例えば、ジンの部屋には何かがあるだとか、アンバーのウサギ伯爵には何かが仕込まれているだとか、ガイアの眼帯はいったい何本あるのかや、クレーが爆弾を隠した場所はいったいいくつあるのかなど。
これらは全てトップシークレットである。
うっかり口を滑らさないように、ノエルは赤い布でたくさんのバラの造花を作った。
モンドでは、バラは口の堅さを象徴している。
そして彼女は自分への戒めとして、一枚のバラを自分の手甲に付けている。
機密漏洩はメイドにとって重大なミスであり、騎士を目指す人間が犯してはならないことである。
そのため、誰かの秘密を知りたい時は、ノエル以外の人物に話を聞いた方が早い。
彼女から何かを聞き出すというのは不可能だろう。
神の目
かつてのノエルは早く夢を実現したいと思っていた。
数年前に行われた騎士選抜では、最初から落選するとわかっていた七度目の選抜試験で落選し、彼女は意気消沈した。
苦労して学んできた礼儀や剣術、言葉遣いなどすべてが水の泡になってしまうのだろうか。
ノエルは西風騎士の一人一人の優れた部分をすべて記憶しているが、落選した彼女の努力を覚えている者は誰もいない。
ノエルは騎士になる夢を一度も諦めたことはなかったが、今回だけはいつものように立ち直ることができなかった。
これは彼女にとって非常に危険なサインである。
極寒の雪原で昼夜を問わず、休むことなく行動した後のような眠気が彼女を襲った。
そんな時、騎士の選抜を担当していた代理団長のジンがノエルの前に立った。
ノエルはどのような表情をすればいいのかわからず、反射的に騎士の敬礼をしていた。
この瞬間、彼女は自分がとんでもない行為をしてしまったことに気が付いた。
落選した者がこのような敬礼をしてしまえば、ジン団長にどう思われるか、それを想像するだけで不安になった。

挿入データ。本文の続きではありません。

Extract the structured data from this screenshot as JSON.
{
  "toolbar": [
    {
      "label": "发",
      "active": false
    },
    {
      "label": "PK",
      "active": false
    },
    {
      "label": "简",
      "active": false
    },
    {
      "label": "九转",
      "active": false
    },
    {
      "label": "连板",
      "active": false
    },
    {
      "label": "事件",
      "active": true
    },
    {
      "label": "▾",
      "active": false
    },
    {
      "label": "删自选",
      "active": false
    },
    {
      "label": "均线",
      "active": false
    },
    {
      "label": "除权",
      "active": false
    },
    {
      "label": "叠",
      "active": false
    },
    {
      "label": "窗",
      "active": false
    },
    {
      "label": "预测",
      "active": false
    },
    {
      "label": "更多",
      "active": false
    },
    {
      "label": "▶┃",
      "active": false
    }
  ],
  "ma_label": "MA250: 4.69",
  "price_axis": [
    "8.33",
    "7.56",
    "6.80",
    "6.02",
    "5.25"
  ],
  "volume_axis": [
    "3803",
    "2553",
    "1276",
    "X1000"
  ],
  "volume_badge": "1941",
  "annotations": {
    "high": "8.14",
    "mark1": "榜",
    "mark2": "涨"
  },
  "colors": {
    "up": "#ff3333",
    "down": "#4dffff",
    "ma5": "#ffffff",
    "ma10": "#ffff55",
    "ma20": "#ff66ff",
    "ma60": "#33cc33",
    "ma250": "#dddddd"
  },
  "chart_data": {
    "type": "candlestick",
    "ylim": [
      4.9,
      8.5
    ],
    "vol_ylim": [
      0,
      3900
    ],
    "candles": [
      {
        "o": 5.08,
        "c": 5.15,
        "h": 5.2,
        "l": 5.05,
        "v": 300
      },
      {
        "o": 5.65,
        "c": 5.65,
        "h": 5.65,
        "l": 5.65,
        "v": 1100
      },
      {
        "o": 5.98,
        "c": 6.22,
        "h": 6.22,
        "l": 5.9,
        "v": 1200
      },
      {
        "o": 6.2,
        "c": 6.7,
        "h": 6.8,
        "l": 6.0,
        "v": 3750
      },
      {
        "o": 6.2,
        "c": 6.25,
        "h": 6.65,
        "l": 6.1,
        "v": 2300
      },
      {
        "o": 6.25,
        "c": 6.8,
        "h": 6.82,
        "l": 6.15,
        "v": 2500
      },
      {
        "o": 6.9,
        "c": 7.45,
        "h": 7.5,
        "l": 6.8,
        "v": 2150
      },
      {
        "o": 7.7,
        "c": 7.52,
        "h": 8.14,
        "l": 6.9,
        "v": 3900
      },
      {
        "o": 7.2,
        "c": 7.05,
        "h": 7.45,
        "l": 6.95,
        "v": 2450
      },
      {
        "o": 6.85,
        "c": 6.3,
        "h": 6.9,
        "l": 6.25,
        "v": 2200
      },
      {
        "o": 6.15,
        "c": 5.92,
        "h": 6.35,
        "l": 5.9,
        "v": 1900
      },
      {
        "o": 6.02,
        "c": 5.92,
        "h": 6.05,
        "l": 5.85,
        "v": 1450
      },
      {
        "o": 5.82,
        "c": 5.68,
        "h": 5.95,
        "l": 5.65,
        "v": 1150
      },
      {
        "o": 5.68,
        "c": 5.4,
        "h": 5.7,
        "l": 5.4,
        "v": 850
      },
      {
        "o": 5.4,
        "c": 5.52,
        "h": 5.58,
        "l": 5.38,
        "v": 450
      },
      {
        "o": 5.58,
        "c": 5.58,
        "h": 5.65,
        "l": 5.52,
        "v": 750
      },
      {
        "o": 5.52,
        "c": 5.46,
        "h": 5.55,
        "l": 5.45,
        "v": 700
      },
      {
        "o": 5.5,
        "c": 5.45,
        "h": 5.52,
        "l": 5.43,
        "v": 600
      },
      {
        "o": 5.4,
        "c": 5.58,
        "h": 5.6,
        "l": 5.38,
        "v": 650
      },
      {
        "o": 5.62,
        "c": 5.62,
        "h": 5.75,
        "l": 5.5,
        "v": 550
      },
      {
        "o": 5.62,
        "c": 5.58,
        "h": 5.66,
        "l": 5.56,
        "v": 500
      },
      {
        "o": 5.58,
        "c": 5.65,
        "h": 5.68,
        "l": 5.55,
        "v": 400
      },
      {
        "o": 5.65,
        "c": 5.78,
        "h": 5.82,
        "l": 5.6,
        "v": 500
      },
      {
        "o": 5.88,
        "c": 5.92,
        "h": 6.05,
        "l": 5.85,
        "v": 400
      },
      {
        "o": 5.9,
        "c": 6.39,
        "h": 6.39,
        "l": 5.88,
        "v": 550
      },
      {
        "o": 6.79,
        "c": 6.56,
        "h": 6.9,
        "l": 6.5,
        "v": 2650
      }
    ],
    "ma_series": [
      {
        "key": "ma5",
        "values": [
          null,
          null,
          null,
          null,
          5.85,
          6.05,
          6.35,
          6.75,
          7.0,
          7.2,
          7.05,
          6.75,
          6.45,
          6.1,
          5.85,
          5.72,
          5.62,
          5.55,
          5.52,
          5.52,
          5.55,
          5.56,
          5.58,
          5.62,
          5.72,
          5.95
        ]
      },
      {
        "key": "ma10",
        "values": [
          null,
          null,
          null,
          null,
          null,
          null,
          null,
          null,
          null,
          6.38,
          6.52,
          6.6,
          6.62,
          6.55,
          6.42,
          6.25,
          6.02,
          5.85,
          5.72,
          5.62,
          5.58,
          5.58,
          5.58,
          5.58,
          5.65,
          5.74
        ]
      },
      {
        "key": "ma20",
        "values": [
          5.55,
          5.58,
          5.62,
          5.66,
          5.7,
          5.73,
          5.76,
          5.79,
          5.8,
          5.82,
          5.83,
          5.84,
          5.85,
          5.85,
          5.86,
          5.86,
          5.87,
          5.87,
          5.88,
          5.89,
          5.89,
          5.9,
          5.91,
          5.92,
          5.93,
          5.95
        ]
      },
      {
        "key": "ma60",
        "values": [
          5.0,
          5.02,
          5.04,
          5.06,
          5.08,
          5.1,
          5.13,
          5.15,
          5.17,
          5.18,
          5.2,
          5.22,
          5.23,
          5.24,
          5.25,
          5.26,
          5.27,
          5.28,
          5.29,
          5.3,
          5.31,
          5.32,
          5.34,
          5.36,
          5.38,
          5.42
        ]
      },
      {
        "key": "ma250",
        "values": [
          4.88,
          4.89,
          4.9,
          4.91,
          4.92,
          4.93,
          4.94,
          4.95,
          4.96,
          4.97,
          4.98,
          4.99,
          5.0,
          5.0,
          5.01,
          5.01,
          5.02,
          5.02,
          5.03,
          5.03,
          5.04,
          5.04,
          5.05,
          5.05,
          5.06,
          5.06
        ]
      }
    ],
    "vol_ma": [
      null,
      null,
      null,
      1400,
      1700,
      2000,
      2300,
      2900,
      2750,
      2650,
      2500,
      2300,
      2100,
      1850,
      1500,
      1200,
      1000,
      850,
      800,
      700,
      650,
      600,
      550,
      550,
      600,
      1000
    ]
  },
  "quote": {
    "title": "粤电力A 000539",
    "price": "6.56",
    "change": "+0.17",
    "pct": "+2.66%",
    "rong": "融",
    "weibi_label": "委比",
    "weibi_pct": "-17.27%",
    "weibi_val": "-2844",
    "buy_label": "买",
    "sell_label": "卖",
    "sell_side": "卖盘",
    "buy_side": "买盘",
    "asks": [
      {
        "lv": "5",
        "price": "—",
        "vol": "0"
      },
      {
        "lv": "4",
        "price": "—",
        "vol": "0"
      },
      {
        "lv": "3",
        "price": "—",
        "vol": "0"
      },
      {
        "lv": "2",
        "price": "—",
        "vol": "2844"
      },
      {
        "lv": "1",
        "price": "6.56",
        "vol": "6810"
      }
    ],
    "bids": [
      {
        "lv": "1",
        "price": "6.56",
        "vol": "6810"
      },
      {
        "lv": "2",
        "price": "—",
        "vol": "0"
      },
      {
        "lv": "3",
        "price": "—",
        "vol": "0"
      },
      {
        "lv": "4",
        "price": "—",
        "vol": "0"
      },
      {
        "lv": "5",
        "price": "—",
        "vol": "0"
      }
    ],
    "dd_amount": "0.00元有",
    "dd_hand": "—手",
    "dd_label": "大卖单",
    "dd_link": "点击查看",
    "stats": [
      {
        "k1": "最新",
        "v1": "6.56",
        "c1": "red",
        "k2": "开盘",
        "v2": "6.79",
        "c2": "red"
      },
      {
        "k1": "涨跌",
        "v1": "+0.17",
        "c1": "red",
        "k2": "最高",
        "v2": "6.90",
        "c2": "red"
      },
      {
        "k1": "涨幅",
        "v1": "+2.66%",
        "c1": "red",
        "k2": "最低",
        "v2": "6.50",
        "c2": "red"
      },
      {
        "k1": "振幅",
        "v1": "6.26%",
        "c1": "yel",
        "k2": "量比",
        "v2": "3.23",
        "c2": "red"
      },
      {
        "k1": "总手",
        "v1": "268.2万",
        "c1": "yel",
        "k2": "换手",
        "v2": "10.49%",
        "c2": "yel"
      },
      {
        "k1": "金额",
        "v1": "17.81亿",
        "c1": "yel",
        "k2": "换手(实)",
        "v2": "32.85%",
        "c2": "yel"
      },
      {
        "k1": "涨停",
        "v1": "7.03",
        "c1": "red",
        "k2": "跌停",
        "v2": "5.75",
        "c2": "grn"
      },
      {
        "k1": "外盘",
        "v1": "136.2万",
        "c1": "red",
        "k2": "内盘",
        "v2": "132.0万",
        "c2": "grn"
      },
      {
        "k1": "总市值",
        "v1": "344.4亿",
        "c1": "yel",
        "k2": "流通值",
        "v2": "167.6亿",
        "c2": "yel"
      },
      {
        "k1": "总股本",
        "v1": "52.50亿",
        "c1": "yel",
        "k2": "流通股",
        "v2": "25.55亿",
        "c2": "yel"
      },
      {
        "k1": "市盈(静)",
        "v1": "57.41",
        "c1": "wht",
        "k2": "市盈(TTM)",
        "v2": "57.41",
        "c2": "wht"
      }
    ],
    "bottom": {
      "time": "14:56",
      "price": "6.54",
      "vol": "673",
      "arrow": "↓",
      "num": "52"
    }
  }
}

ノエルが恥ずかしさのあまりその場から逃げ去ろうとした瞬間、ジンは足を揃え、彼女に同じ敬礼を返した。
ノエルは驚きつつも、笑みを浮かべた。
その表情は間抜け面だったかもしれないが、その笑顔は純粋そのものだった。
その日はノエルにとって忘れられない幸運な一日となった。
彼女は二つのものから認められたのだ。
一つはジンから。
そしてもう一つは神からである。
努力した者は必ず誰かに認められる。
その日から神の目を持つようになったノエルは、いつか自分も騎士の鎧を見に纏う日が来ると信じている。
そして彼女はより一層優しく、頼りになる人物となり、どこにでも現れる存在となった。